ITV has deservedly attracted much flak over the past few months because of its falling audience share – particularly at peak time.
Clients who use ITV do so predominantly because they want their brands to benefit from the high rating, coverage-building properties of the its peak-time programmes. For most advertisers, the other segments are only used to lower costs.
Now that the dust has settled on the ITV sales house merry-go-round, the three sales teams are collaborating on a number of projects designed to emphasise the strength of the ITV product. Perhaps the most significant of these is Laser-sponsored research which looks at the viewing habits of the lightest TV viewers, unlike the current BARB or TGI analysis which considers only light viewers in general.
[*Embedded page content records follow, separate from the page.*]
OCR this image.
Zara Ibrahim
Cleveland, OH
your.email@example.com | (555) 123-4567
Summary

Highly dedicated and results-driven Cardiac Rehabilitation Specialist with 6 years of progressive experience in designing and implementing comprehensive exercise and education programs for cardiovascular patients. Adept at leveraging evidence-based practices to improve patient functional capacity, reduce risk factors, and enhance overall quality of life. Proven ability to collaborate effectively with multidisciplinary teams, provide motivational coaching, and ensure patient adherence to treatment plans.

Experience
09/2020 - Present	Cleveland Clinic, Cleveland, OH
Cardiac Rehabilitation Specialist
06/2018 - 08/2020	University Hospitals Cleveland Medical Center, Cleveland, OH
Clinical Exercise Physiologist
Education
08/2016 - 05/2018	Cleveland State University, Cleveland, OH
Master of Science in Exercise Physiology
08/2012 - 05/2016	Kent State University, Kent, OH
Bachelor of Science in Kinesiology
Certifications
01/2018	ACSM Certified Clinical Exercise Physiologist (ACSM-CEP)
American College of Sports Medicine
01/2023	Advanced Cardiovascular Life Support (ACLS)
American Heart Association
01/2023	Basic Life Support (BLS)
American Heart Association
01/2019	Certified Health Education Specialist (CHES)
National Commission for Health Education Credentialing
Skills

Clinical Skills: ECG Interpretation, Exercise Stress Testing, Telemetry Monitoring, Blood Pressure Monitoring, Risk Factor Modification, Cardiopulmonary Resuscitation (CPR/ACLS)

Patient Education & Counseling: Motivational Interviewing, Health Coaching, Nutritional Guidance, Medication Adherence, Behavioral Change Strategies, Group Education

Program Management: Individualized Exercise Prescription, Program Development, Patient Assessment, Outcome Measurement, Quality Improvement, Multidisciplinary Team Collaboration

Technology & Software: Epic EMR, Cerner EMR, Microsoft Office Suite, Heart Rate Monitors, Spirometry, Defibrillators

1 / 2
Unsurprisingly, this research shows that ITV – peak time in particular – is the best at reaching these viewers. The analysis is designed to achieve a number of things.
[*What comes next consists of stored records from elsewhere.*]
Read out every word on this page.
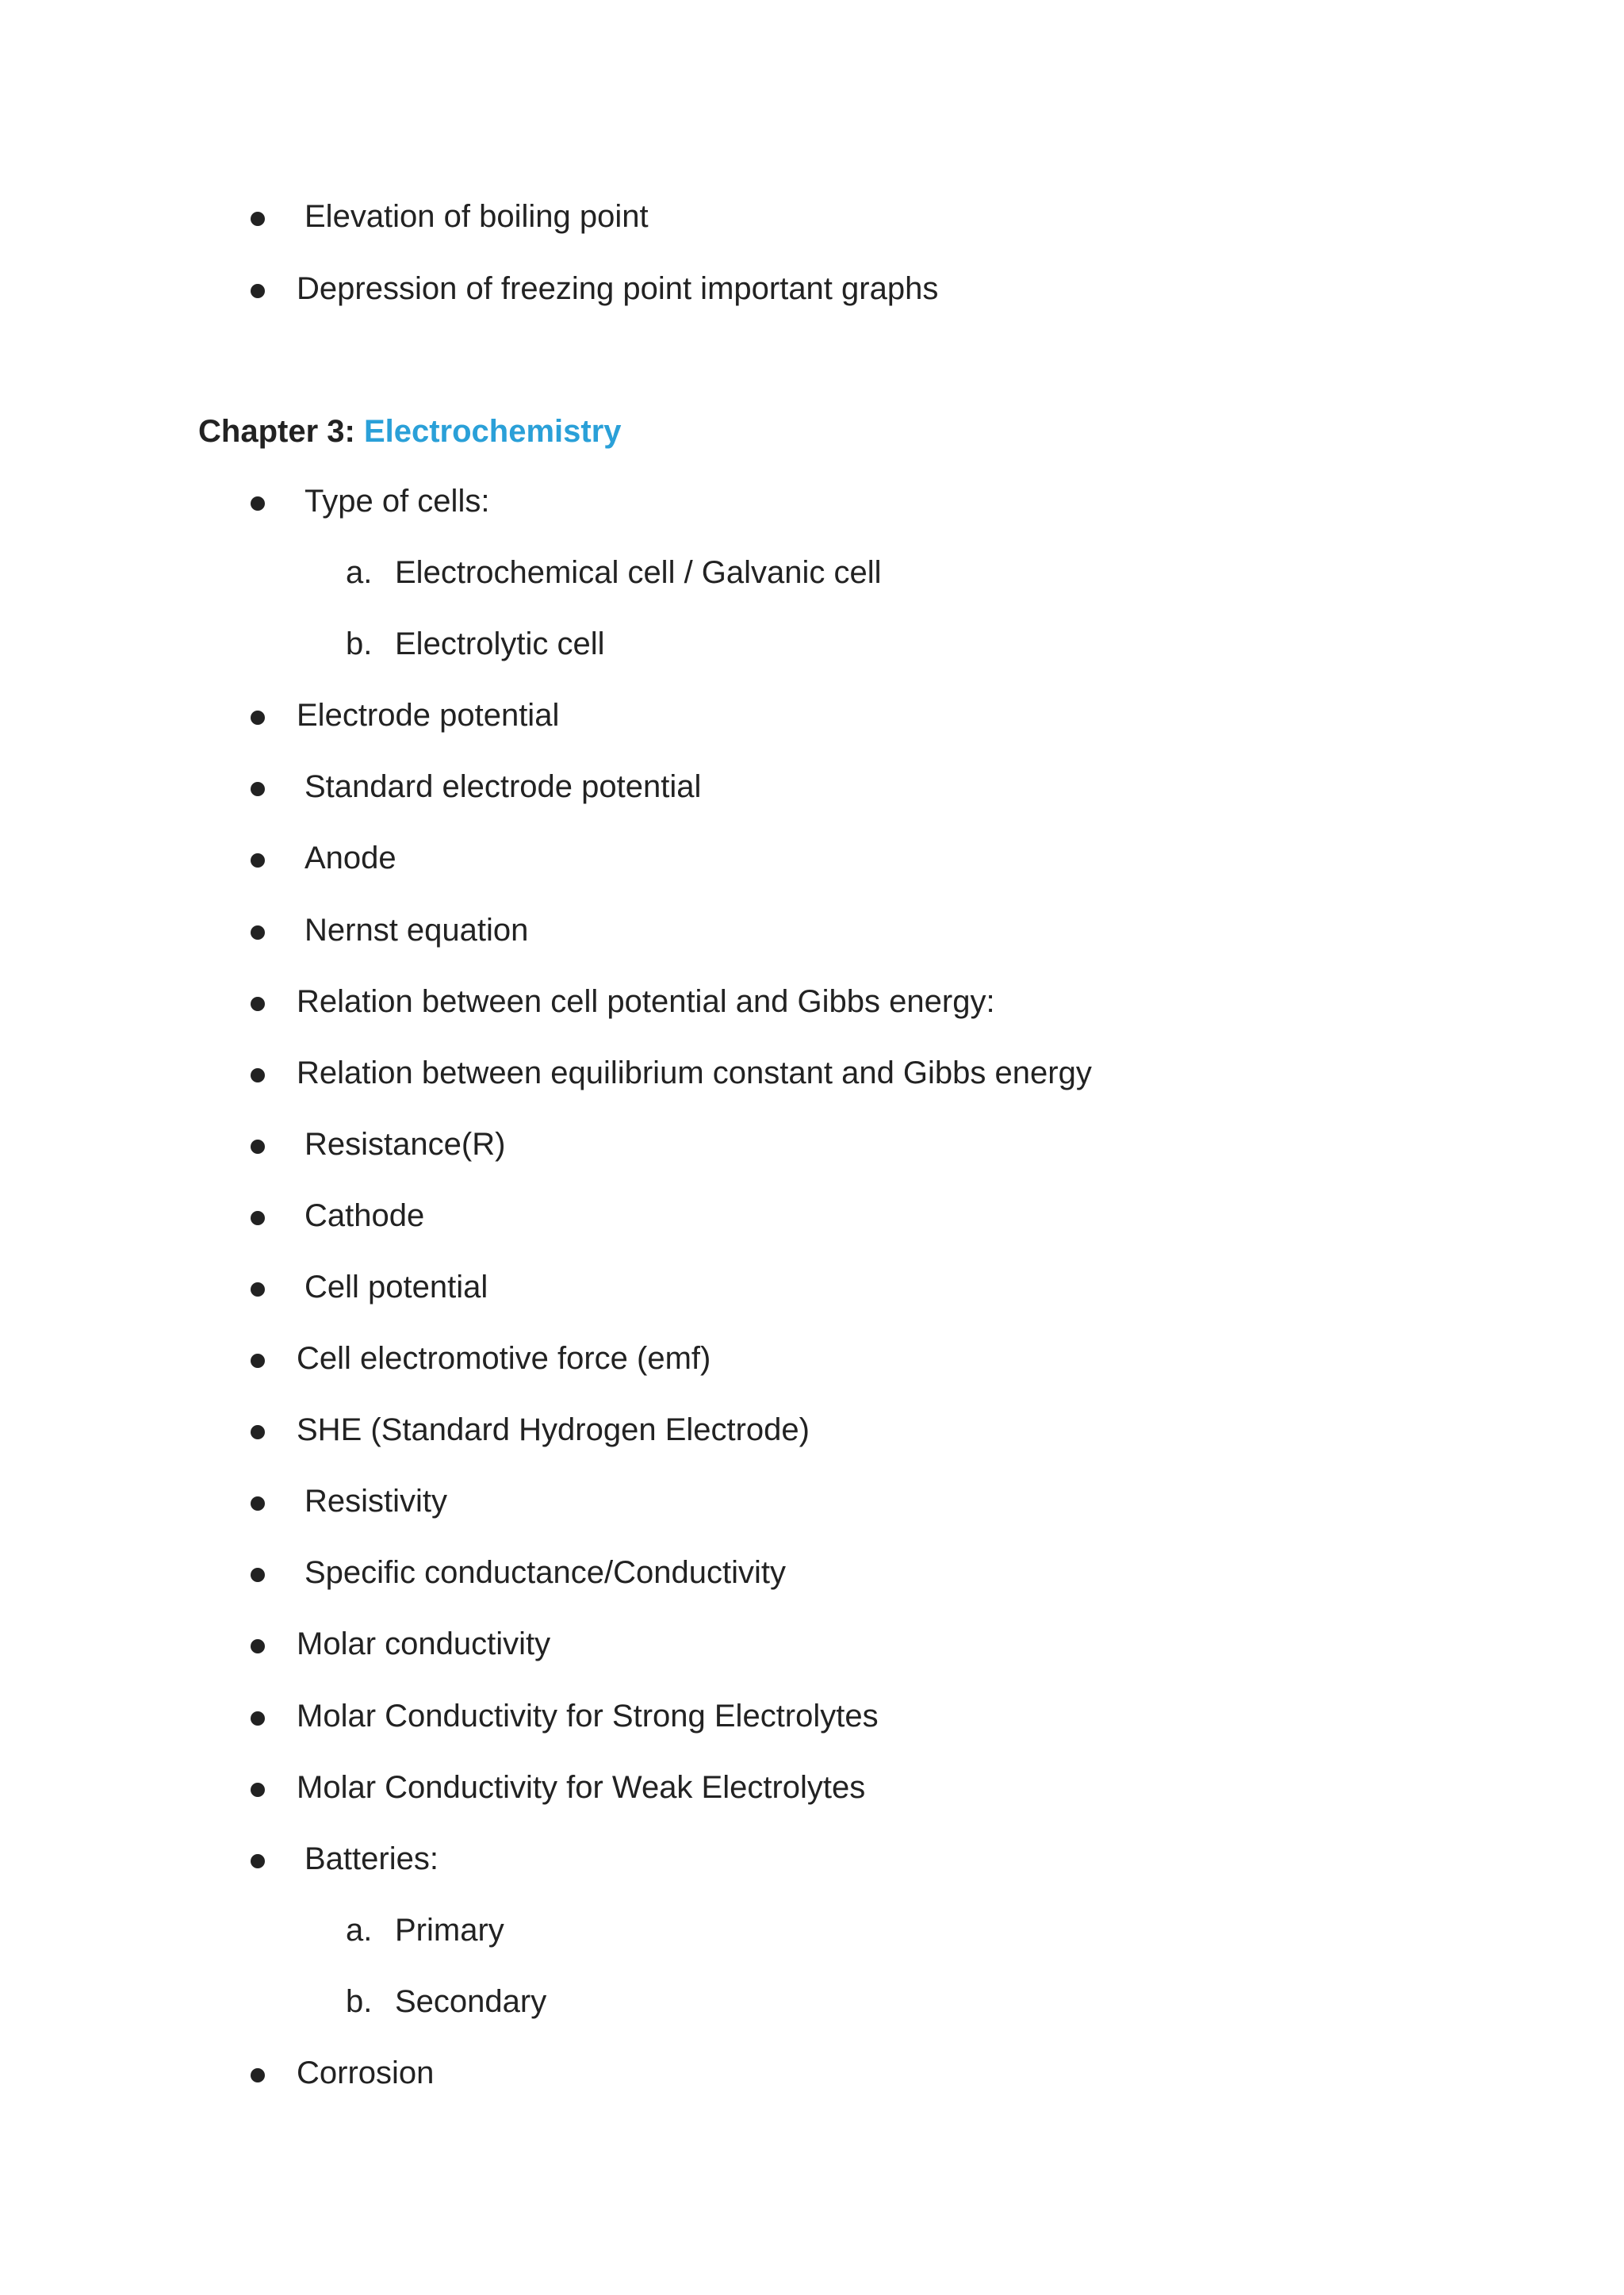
Elevation of boiling point
Depression of freezing point important graphs
Chapter 3: Electrochemistry
Type of cells:
a. Electrochemical cell / Galvanic cell
b. Electrolytic cell
Electrode potential
Standard electrode potential
Anode
Nernst equation
Relation between cell potential and Gibbs energy:
Relation between equilibrium constant and Gibbs energy
Resistance(R)
Cathode
Cell potential
Cell electromotive force (emf)
SHE (Standard Hydrogen Electrode)
Resistivity
Specific conductance/Conductivity
Molar conductivity
Molar Conductivity for Strong Electrolytes
Molar Conductivity for Weak Electrolytes
Batteries:
a. Primary
b. Secondary
Corrosion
First, it is supposed to be a pre-emptive strike at what is likely to be a major element of Channel 4’s sales policy for 1997. After all, C4 can no longer claim a clear cost advantage over ITV, and it is working with BARB to develop more research into light viewers.
Second, it will be used during the annual negotiation season to force the rate up at peak time, and also remove more programmes from the station price mechanism.
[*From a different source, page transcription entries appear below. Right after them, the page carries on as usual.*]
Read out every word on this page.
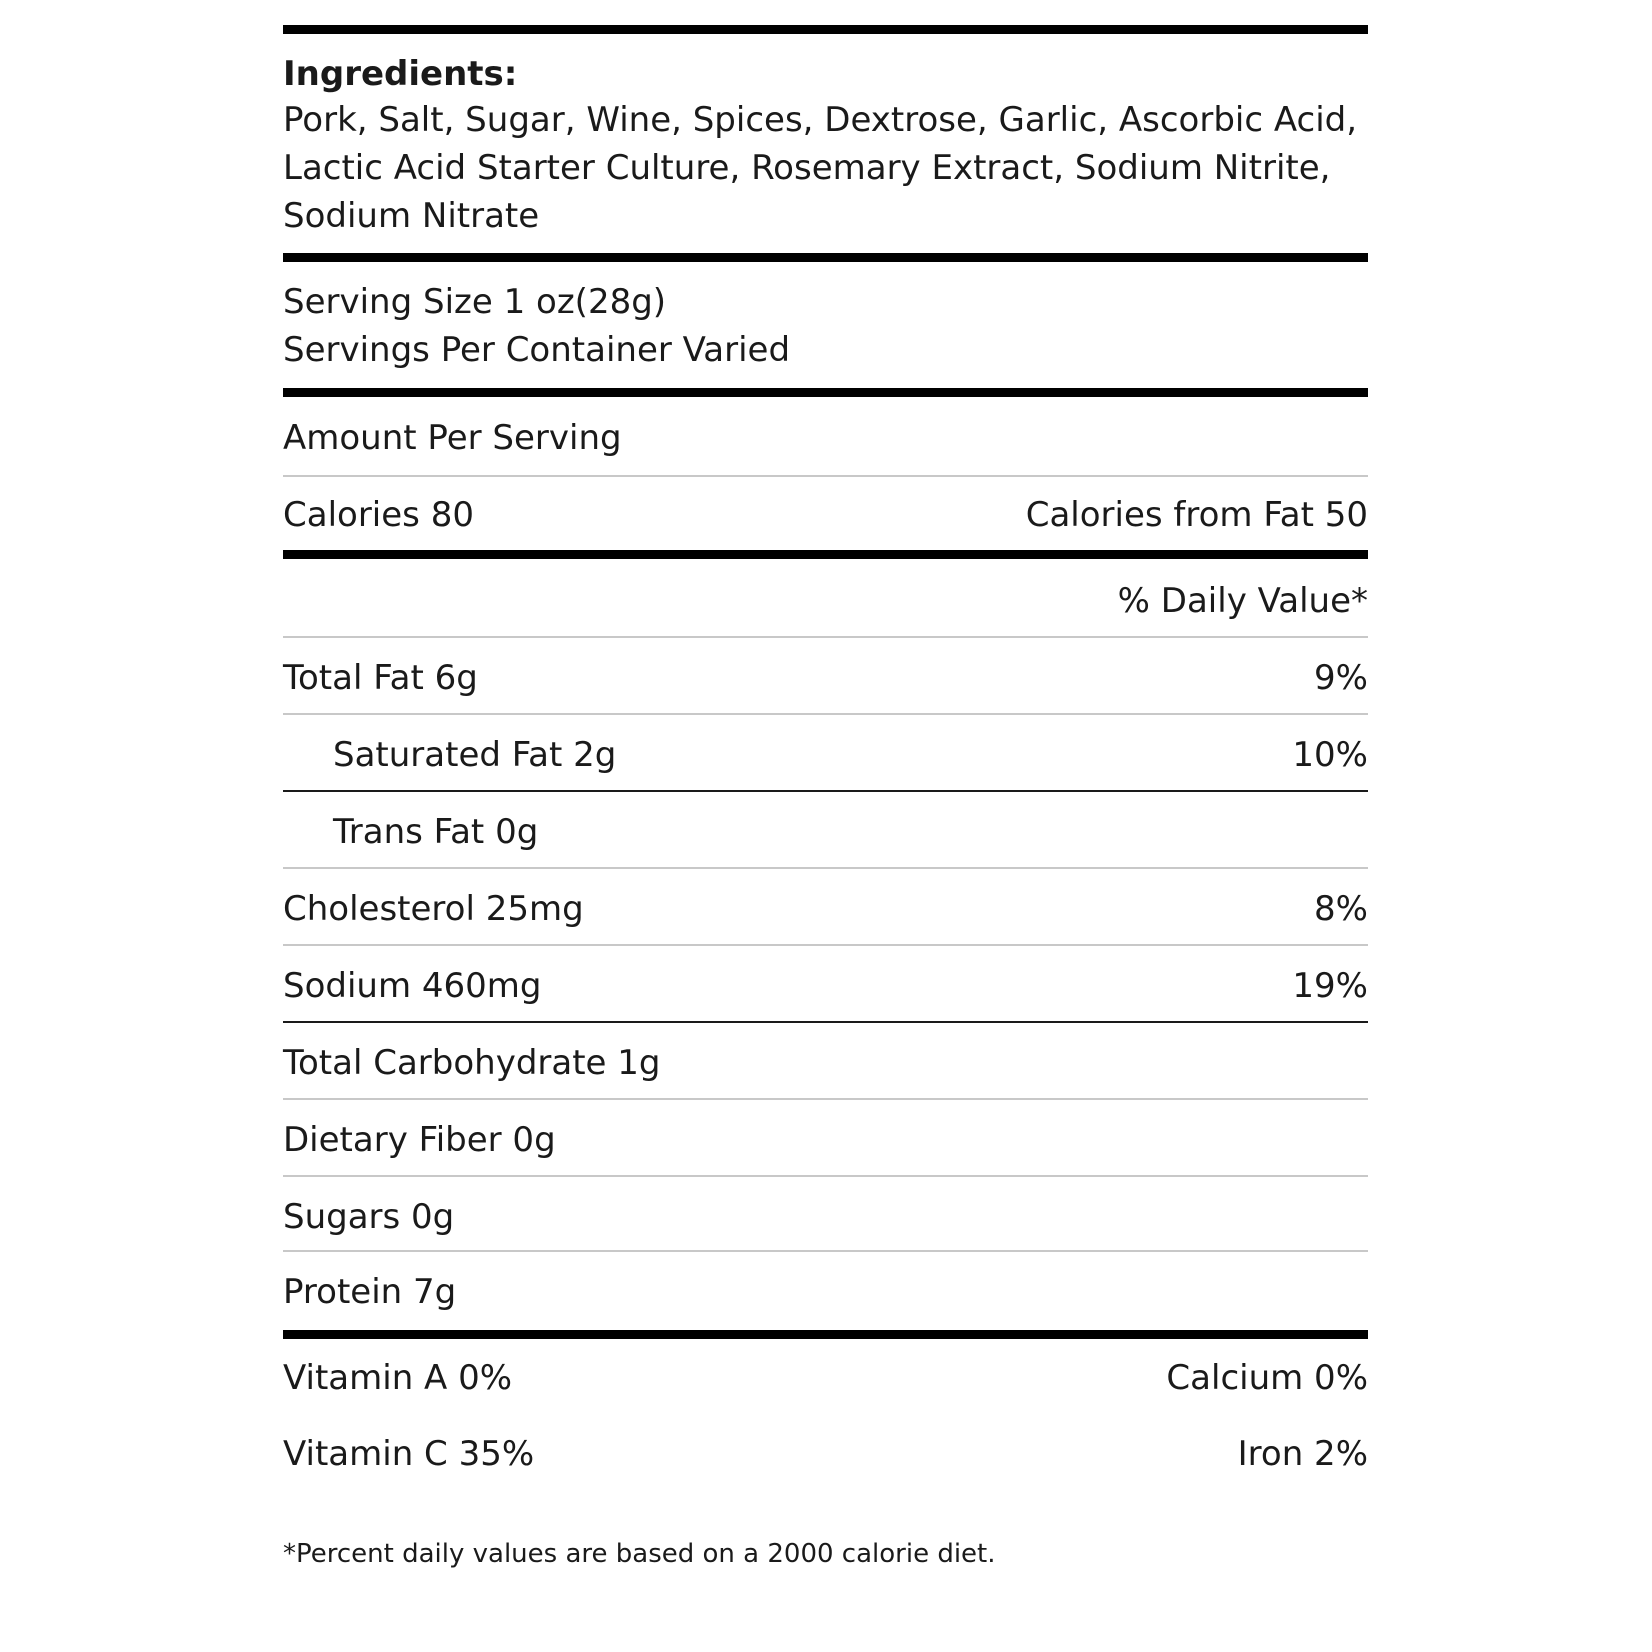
Ingredients:
Pork, Salt, Sugar, Wine, Spices, Dextrose, Garlic, Ascorbic Acid, Lactic Acid Starter Culture, Rosemary Extract, Sodium Nitrite, Sodium Nitrate
Serving Size 1 oz(28g)
Servings Per Container Varied
Amount Per Serving
Calories 80	Calories from Fat 50
% Daily Value*
Total Fat 6g	9%
Saturated Fat 2g	10%
Trans Fat 0g
Cholesterol 25mg	8%
Sodium 460mg	19%
Total Carbohydrate 1g
Dietary Fiber 0g
Sugars 0g
Protein 7g
Vitamin A 0%	Calcium 0%
Vitamin C 35%	Iron 2%
*Percent daily values are based on a 2000 calorie diet.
Finally, the initiative is a genuine attempt to improve on the vagaries of the BARB system. However, it awaits confirmation from buyers who can report the benefits of buying more peak – or better peak – despite paying a higher price on their schedules. Using conventional research, this view is likely to meet with limited support from media departments.
But this seems to avoid the main issue, which is whatever one uses to measure the performance of ITV peak-time, it’s hard to deny that it’s not as potent as it once was. And there’s no sign of real improvement until next year at the earliest. Certain ITV broadcasters will claim that one of the reasons for this lies within the terms of the current ITV franchises.
Under these terms the ITV companies were compelled to commission 25 per cent of new product from independent programme producers.
The problem here has been too few independently produced successes. The major ITV producers claim they have found themselves passing on formats and making programmes for rivals because the ITV quota was full, unlike the independent quota.
It is for reasons like this that we find appalling programmes like Man O Man on the schedule, despite a collective view before it was aired that it would fail.
Hamstrung by an unofficial policy of rotating new commissions between the major programming companies, ITV can ill afford this philanthropic and arcane ruling.
ITV companies are sure to bring this up with the Independent Television Commission when the franchise terms are reviewed at the halfway stage. It is true that much of the independent product is either long in the tooth or tabloid in style.
The ITC will have to consider whether ITV itself would produce a more worthwhile product.